The COVID-19 pandemic has forced shutdown of active cruise ships operations in the Bahamas and cruise ships have been allowed to shelter in Bahamian waters. According to a report from the director of the Bahamas National Trust, fishermen in the Berry Islands have reported significant damage to the seafloor from cruise ships’ anchors and chains dragging across the seabed. Two miles west of Little Stirrup Cay, a private cruise port (AKA Coco Cay), it’s reported there are 15-18 cruise ships anchored two to three miles apart. The fishermen have said, the anchors are sometimes dragging along the seafloor as ships fail to properly anchor or have to be repositioned.

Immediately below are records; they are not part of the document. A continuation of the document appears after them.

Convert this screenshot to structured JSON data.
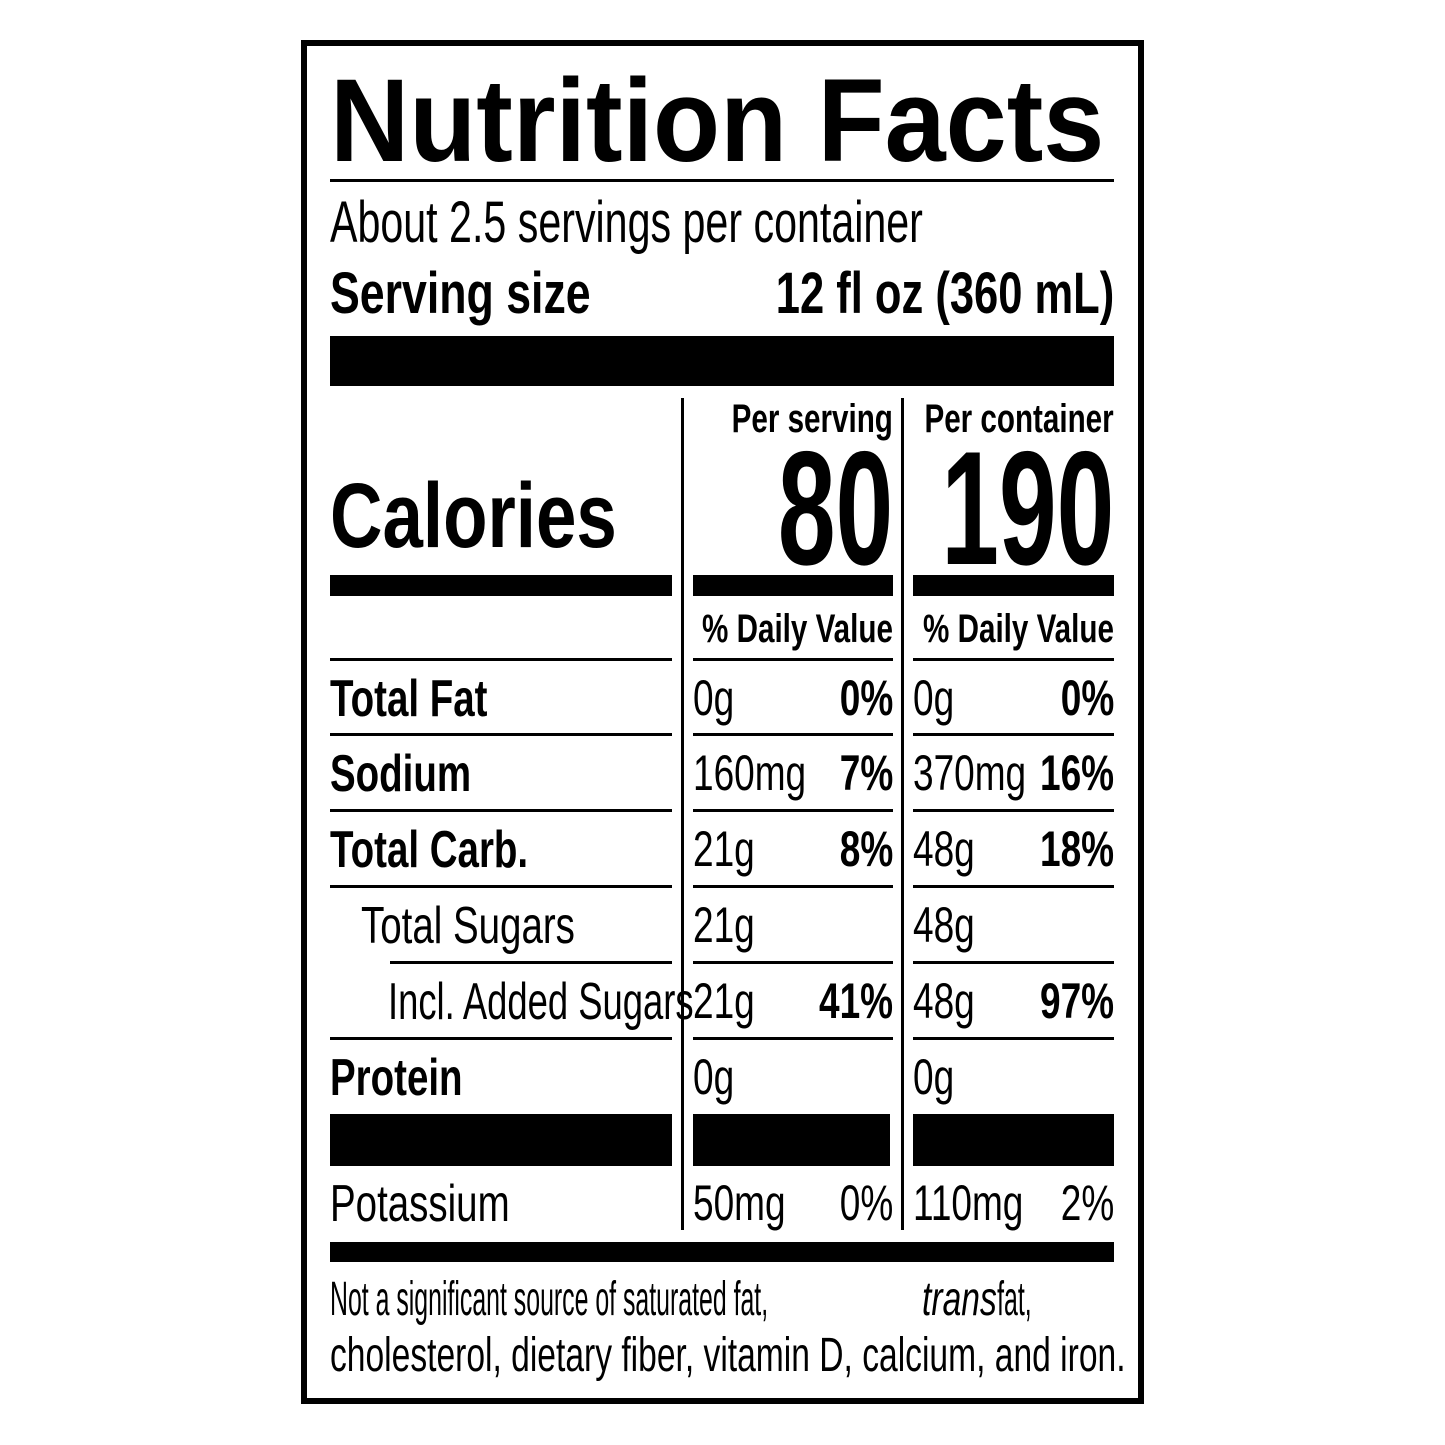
{
  "title": "Nutrition Facts",
  "servings_per_container": "About 2.5 servings per container",
  "serving_size_label": "Serving size",
  "serving_size_value": "12 fl oz (360 mL)",
  "calories_label": "Calories",
  "columns": [
    {
      "header": "Per serving",
      "calories": "80",
      "dv_header": "% Daily Value"
    },
    {
      "header": "Per container",
      "calories": "190",
      "dv_header": "% Daily Value"
    }
  ],
  "rows": [
    {
      "label": "Total Fat",
      "serving_amount": "0g",
      "serving_dv": "0%",
      "container_amount": "0g",
      "container_dv": "0%"
    },
    {
      "label": "Sodium",
      "serving_amount": "160mg",
      "serving_dv": "7%",
      "container_amount": "370mg",
      "container_dv": "16%"
    },
    {
      "label": "Total Carb.",
      "serving_amount": "21g",
      "serving_dv": "8%",
      "container_amount": "48g",
      "container_dv": "18%"
    },
    {
      "label": "Total Sugars",
      "serving_amount": "21g",
      "serving_dv": "",
      "container_amount": "48g",
      "container_dv": ""
    },
    {
      "label": "Incl. Added Sugars",
      "serving_amount": "21g",
      "serving_dv": "41%",
      "container_amount": "48g",
      "container_dv": "97%"
    },
    {
      "label": "Protein",
      "serving_amount": "0g",
      "serving_dv": "",
      "container_amount": "0g",
      "container_dv": ""
    },
    {
      "label": "Potassium",
      "serving_amount": "50mg",
      "serving_dv": "0%",
      "container_amount": "110mg",
      "container_dv": "2%"
    }
  ],
  "footnote": {
    "line1_a": "Not a significant source of saturated fat, ",
    "line1_italic": "trans",
    "line1_b": " fat,",
    "line2": "cholesterol, dietary fiber, vitamin D, calcium, and iron."
  }
}
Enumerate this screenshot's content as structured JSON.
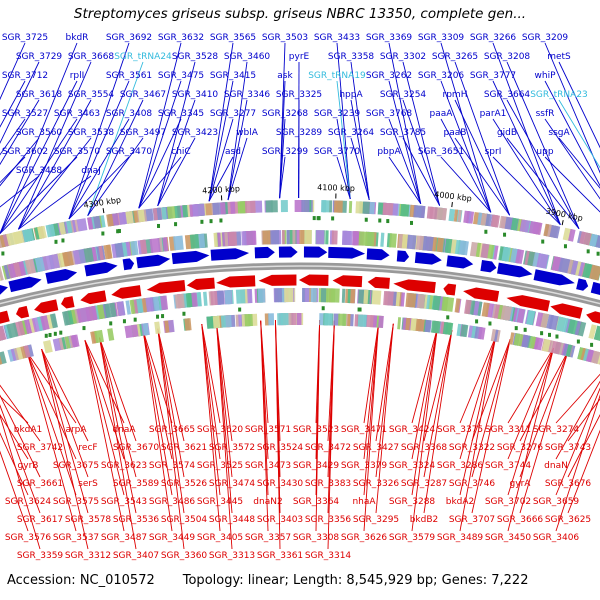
{
  "title": "Streptomyces griseus subsp. griseus NBRC 13350, complete gen...",
  "footer": {
    "accession": "Accession: NC_010572",
    "summary": "Topology: linear; Length: 8,545,929 bp; Genes: 7,222"
  },
  "colors": {
    "forward": "#0000cc",
    "reverse": "#dd0000",
    "trna": "#33bbdd",
    "axis": "#999999"
  },
  "ticks": [
    {
      "label": "4400 kbp"
    },
    {
      "label": "4300 kbp"
    },
    {
      "label": "4200 kbp"
    },
    {
      "label": "4100 kbp"
    },
    {
      "label": "4000 kbp"
    },
    {
      "label": "3900 kbp"
    },
    {
      "label": "3800 kbp"
    }
  ],
  "top_labels": [
    "SGR_3725",
    "bkdR",
    "SGR_3692",
    "SGR_3632",
    "SGR_3565",
    "SGR_3503",
    "SGR_3433",
    "SGR_3369",
    "SGR_3309",
    "SGR_3266",
    "SGR_3209",
    "SGR_3729",
    "SGR_3668",
    "SGR_tRNA24",
    "SGR_3528",
    "SGR_3460",
    "pyrE",
    "SGR_3358",
    "SGR_3302",
    "SGR_3265",
    "SGR_3208",
    "metS",
    "SGR_3712",
    "rplI",
    "SGR_3561",
    "SGR_3475",
    "SGR_3415",
    "ask",
    "SGR_tRNA19",
    "SGR_3262",
    "SGR_3206",
    "SGR_3777",
    "whiP",
    "SGR_3618",
    "SGR_3554",
    "SGR_3467",
    "SGR_3410",
    "SGR_3346",
    "SGR_3325",
    "hppA",
    "SGR_3254",
    "rpmH",
    "SGR_3664",
    "SGR_tRNA23",
    "SGR_3527",
    "SGR_3463",
    "SGR_3408",
    "SGR_3345",
    "SGR_3277",
    "SGR_3268",
    "SGR_3239",
    "SGR_3768",
    "paaA",
    "parA1",
    "ssfR",
    "SGR_3560",
    "SGR_3538",
    "SGR_3497",
    "SGR_3423",
    "wblA",
    "SGR_3289",
    "SGR_3264",
    "SGR_3785",
    "paaB",
    "gidB",
    "ssgA",
    "SGR_3602",
    "SGR_3570",
    "SGR_3470",
    "chiC",
    "asd",
    "SGR_3299",
    "SGR_3770",
    "pbpA",
    "SGR_3651",
    "sprI",
    "upp",
    "SGR_3488",
    "dnaJ"
  ],
  "bottom_labels": [
    "bkdA1",
    "arpA",
    "dnaA",
    "SGR_3665",
    "SGR_3620",
    "SGR_3571",
    "SGR_3523",
    "SGR_3471",
    "SGR_3424",
    "SGR_3375",
    "SGR_3311",
    "SGR_3274",
    "SGR_3742",
    "recF",
    "SGR_3670",
    "SGR_3621",
    "SGR_3572",
    "SGR_3524",
    "SGR_3472",
    "SGR_3427",
    "SGR_3368",
    "SGR_3322",
    "SGR_3276",
    "SGR_3743",
    "gyrB",
    "SGR_3675",
    "SGR_3623",
    "SGR_3574",
    "SGR_3525",
    "SGR_3473",
    "SGR_3429",
    "SGR_3379",
    "SGR_3324",
    "SGR_3286",
    "SGR_3744",
    "dnaN",
    "SGR_3661",
    "serS",
    "SGR_3589",
    "SGR_3526",
    "SGR_3474",
    "SGR_3430",
    "SGR_3383",
    "SGR_3326",
    "SGR_3287",
    "SGR_3746",
    "gyrA",
    "SGR_3676",
    "SGR_3624",
    "SGR_3575",
    "SGR_3543",
    "SGR_3486",
    "SGR_3445",
    "dnaN2",
    "SGR_3364",
    "nhaA",
    "SGR_3288",
    "bkdA2",
    "SGR_3702",
    "SGR_3659",
    "SGR_3617",
    "SGR_3578",
    "SGR_3536",
    "SGR_3504",
    "SGR_3448",
    "SGR_3403",
    "SGR_3356",
    "SGR_3295",
    "bkdB2",
    "SGR_3707",
    "SGR_3666",
    "SGR_3625",
    "SGR_3576",
    "SGR_3537",
    "SGR_3487",
    "SGR_3449",
    "SGR_3405",
    "SGR_3357",
    "SGR_3308",
    "SGR_3626",
    "SGR_3579",
    "SGR_3489",
    "SGR_3450",
    "SGR_3406",
    "SGR_3359",
    "SGR_3312",
    "SGR_3407",
    "SGR_3360",
    "SGR_3313",
    "SGR_3361",
    "SGR_3314"
  ]
}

On Sunday a dive team found “significant damage” to the marine environment allegedly caused by ship anchors.“The anchors are totally destroying the fishing grounds, and dragging through the coral. The chains are dragging coral and mountains of sand, ripping up the shoals and bars, totally devastating the fishing area. It looks like someone was driving a bulldozer across the seafloor,” the report alleged. A team is urgently putting together a comprehensive assessment to determine the extent of the damage and quantify the value of the damage and the potential remediation costs.
The report stressed that all vessels sheltering in Bahamian waters are “obliged to anchor, operate and navigate in a safe manner and in all respects compliant with all local laws and regulations, including safety and environmental regulations.”It added: “This extends to discharges of any kind, to the avoidance of any protected or restricted areas, and to the avoidance of damages to any sensitive commercial and environmental resources including reefs.”
Divers from the Royal Bahamas Defence Force and the Department of the Environment have been ordered to carry out further anchorage site assessments between the Berry Islands and Bimini.
Editors note: Most cruise ships should be able to use Dynamic Positioning to maintain a fixed position providing it is properly manned.